Growing up, Passover was always my favorite holiday. Not only did Passover provide me with an eight day vacation from my Jewish day school, it also was an opportunity for my family to get together and celebrate the holiday. It probably didn’t hurt that we were also most likely the only family on Long Island that actually enjoyed eating matzah.
My first Passover in college and away from home was horrible. Although I was able to go home for the two seders, it became clear to me that what I truly loved about Passover was the opportunity for my entire family to be home together and take a break from our normal day-to-day schedule for eight days, yet I was spending the majority of the holiday at school. By Passover of my sophomore year, this issue was exacerbated by my new vegetarian diet, which left me hating Passover even more.
However, by my junior year, Passover started having a different meaning to me.
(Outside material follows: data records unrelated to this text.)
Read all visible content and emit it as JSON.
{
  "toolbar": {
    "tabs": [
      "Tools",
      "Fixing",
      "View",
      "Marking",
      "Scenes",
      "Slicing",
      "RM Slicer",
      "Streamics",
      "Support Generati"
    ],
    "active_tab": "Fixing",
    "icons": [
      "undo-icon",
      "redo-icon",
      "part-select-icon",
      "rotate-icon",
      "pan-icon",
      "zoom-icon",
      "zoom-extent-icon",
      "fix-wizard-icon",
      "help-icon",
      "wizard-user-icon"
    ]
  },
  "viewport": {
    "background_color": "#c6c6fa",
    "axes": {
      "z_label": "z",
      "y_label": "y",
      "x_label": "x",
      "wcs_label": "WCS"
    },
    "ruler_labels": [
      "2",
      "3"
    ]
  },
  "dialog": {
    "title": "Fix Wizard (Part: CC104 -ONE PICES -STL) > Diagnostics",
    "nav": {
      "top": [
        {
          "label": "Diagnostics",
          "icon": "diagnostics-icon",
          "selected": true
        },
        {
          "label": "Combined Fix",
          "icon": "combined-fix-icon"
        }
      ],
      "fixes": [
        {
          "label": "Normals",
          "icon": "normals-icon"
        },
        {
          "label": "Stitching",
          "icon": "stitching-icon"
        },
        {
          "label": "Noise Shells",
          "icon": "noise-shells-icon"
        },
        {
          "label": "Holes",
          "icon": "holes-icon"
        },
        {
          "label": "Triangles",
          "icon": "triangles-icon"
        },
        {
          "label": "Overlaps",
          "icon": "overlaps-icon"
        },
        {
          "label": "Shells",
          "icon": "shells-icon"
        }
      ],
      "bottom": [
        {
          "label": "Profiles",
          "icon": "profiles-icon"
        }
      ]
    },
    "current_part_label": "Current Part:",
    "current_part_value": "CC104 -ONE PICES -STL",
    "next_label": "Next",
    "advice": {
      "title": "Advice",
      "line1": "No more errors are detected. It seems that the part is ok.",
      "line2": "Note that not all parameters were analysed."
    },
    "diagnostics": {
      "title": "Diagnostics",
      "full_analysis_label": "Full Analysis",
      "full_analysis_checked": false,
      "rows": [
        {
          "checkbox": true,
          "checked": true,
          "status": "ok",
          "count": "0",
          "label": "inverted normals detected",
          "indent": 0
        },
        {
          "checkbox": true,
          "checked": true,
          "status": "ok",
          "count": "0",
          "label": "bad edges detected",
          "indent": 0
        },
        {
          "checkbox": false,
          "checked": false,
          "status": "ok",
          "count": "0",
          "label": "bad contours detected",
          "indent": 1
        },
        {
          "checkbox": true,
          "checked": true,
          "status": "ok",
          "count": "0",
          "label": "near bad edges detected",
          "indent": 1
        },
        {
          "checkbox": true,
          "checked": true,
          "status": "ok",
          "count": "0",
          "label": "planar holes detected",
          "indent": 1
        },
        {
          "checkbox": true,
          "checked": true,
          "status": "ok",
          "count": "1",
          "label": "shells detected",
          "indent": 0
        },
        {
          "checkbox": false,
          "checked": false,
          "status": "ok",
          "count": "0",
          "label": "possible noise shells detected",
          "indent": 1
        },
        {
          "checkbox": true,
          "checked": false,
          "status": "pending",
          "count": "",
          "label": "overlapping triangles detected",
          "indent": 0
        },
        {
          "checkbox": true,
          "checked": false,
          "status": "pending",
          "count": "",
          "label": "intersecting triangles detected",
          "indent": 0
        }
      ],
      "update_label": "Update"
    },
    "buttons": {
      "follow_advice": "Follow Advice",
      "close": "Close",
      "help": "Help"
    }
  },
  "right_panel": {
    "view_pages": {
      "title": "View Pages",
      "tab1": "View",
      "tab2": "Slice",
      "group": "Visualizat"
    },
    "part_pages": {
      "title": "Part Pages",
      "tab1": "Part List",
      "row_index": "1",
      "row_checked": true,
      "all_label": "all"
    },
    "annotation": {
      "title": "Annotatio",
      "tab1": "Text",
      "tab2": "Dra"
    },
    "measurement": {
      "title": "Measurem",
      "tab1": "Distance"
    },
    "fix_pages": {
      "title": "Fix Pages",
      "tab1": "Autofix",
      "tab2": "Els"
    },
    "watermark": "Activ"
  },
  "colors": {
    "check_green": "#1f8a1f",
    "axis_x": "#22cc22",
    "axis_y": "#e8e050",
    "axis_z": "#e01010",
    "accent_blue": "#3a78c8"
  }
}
That year, I began identifying as a humanistic Jew and started thinking about each Jewish holiday’s significance to me, as a queer humanistic Jew. Before, Passover had been important to me because it was an opportunity for me to spend time with my family for eight days. However, I had never really engaged in what Passover, the holiday and story, actually mean to me. Now when I think of Passover, I think about overcoming oppression. Because that’s ultimately what the Passover story comes down to: an oppressed and enslaved people overcoming obstacles and being led to freedom.
As a queer individual, this narrative especially resonated with me. We live in a world where queer people are oppressed: by a heteronormative society that erases our existence, by laws that dictate that we are lesser than our heterosexual peers, and—at times—even by ourselves and our own internalized homophobia. However, unlike the People of Israel in biblical times, we cannot wait for plagues or a super natural being to free us from our oppression; we must be our own saviors.
Since Passover of last year, we have made significant gains for LGBTQ Equality. In June of last year, the Supreme Court struck down part of the Defense of Marriage Act and Prop 8 was finally put to rest. In addition, nine states welcomed marriage equality in 2013. While there are reasons to celebrate, there is still a lot more that needs to be done.